Гордо устремив взгляд на каменную статую Мудрого Вождя, Хемниц произнес слова, в которых лишний раз звучала уверенность, граничащая с обожествлением. Статуя, расположенная строго в левой стене от входа, излучала не столько спокойствие, сколько властное давление, словно её гранитные черты, грубовато искажённые временем, были предназначены для того, чтобы произнести вечную истину. Лицо человека, изображенного в камне, обрамляли насыщенные усы, образы которых могли бы вызвать трепет даже у самых стойких. Одна рука крепко сжимала лист бумаги, словно он был единственной опорой в этом мире, а другая украшала мощный кулак, напоминая о воле, безжалостной и безупречной.

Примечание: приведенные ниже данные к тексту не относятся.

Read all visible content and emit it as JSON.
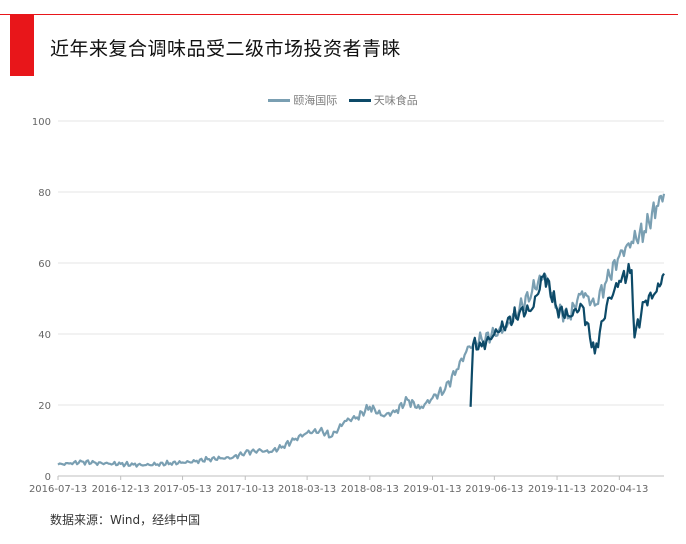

Холодный взгляд Эвана, скользнувший мимо статуи, отдавал дань тем жестким принципам, которые правили в их обществе. Он, как всегда, остался безмолвным свидетелем. С поклоном, исполненным внутреннего напряжения, он пробрался за Хемницем в авангард зала, словно всевозможные перипетии человеческой судьбы увлекали его за собой.
Большой холл, размещенный высоко на бетонных сваях, напоминал открытое пространство, готовое сжать в своих объятиях подавляющую мощь, с которой оно было построено. По обеим сторонам стояли некие монументы, олицетворяющие наказания и общественные порицания. Эван не мог избавиться от чувства, что эти мрачные сооружения, призванные запугивать, больше напоминают о том, что их создатели сами забыли о своей человечности. На полу лежали зеленые кусты, выстриженные с неукротимой старательностью в форме значка Государственного Аппарата. Обратный треугольник с симметричными вырезами по бокам олицетворял собой нечто, что должно внушать гордость, но у Эвана это вызывало лишь отвращение.
«Как корона». Мелькнула мысль в его голове, когда он остановился возле огромного монитора, излучающего искры правды, искренности и ложных уверений.
– Здесь проходит общие собрания. Чаще всего это довольно обыденные мероприятия, где выносятся поощрения или выговоры отдельным личностям. Бывает, что тут публично осуждают действия соседних государств. Какой- то умник предлагал окрестить эти собрания Пятиминутками Ненависти, но, помнится, тут же схлопотал за это выговор, и больше уже никогда и ничего не мог предложить. А ещё иногда мы поём. Например, только в этом месяце я спел главный гимн страны 426 раз.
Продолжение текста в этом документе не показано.